Alan Turing's colleague Jack Good, however, said on the same television programme that if the security authorities had known about Alan Turing's homosexuality from the beginning, 'we might have lost the war.'
The author Arthur C. Clarke made a similar claim in a foreword to a book on Artificial Intelligence: 'How ironic that Alan Turing, who perhaps contributed more than any other individual to the Allied victory, would never have been allowed into Bletchley under normal security regulations.'
In a subsequent interview, Donald Michie has pointed out that the 'security' authorities did not appear to worry about various other gay men at the Bletchley Park establishment, thus confirming that such vetting only started after the Second World War.

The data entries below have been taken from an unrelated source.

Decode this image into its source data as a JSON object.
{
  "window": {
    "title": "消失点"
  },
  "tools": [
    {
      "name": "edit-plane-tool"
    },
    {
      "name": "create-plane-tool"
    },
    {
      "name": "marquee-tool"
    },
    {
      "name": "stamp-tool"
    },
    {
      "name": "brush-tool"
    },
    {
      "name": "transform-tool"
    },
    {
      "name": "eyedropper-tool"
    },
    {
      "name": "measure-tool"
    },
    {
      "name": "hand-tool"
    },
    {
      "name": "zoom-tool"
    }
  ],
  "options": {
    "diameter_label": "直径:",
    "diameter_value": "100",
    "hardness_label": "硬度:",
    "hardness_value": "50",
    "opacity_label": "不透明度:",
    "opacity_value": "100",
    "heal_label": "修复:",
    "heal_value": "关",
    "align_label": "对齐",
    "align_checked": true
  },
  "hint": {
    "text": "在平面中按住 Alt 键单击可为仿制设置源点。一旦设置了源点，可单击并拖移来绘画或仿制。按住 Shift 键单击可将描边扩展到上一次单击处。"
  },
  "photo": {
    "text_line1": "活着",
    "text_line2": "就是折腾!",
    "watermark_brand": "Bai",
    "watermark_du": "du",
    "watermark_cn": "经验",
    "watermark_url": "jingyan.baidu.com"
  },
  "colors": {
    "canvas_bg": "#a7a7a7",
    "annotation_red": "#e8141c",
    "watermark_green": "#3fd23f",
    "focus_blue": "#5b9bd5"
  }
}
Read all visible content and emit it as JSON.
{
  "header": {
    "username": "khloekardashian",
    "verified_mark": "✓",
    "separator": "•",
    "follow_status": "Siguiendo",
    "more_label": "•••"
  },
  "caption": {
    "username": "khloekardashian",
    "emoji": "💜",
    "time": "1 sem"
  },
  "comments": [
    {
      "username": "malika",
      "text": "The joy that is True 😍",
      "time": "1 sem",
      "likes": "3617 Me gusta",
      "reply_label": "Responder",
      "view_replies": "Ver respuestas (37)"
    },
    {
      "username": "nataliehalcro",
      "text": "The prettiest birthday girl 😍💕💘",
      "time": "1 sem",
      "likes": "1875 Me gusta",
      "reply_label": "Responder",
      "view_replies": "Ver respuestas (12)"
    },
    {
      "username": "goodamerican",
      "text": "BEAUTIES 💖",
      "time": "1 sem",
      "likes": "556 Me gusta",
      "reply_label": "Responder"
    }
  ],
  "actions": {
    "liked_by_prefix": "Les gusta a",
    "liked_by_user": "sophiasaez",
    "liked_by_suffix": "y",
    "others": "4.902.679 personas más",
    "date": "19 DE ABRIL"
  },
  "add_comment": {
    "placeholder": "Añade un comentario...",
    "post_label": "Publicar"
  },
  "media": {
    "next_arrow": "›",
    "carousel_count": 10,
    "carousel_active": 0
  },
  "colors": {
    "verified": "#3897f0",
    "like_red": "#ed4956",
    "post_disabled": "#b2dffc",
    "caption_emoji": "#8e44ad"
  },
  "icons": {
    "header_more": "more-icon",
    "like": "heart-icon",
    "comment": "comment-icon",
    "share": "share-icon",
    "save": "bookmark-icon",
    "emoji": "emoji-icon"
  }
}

Alan Turing enjoyed a pleasant life at the secret Hanslope base, in those innocent preVetting days. He delighted in going running, and finding mushrooms in the countryside. Once he found the deadly Amanita Phalloides or Death Cap.
 

Alan Turing at VE Day
In 1995, at the occasion of the fiftieth anniversary of Allied victory over Nazi Germany, I wrote an account of Alan Turing's situation at that moment for the London Sunday Times.
Online now:
Alan Turing at VE Day

The image of fireworks at Bletchley Park is used by Sir Eduardo Paolozzi in the last of his Turing Collection of screenprints See my talk about this print and its images.

The secret mushroom cloud
The atomic bomb was soon to be open knowledge. This other application of leading mathematics and science, equally central to the Second World War and its aftermath, remained a closed book.
Everything about Bletchley Park had been borrowed from twenty years ahead of its time. The mathematical methods, the electronic technology, the informal organisation and breaking of barriers, the social and sexual liberalism, giving women and young people a vital place. To defeat Nazi Germany, the future was borrowed — though hardly anyone knew what had happened. Alan Turing was one of a tiny few with any understanding of the overall picture, and everyone maintained total secrecy about it for thirty years.
 The door out of Bletchley Park 
Alan Turing at the end of the war
Of all those who worked at Bletchley Park, the closest to Alan Turing's mathematical work was probably Jack Good. Here is Good's closing comment, from the summary he wrote in Codebreakers, about the work they did: ...the success of our efforts during the war, and the feeling that we were helping substantially, and perhaps critically, to save much of the world (including Germany) from heinous tyranny, was a hard act to follow.
A hard act to follow... but in 1945 Alan Turing was very confident about his future plans. His handson work on electronics was practice for the construction of a Universal Turing Machine — the computer of the future.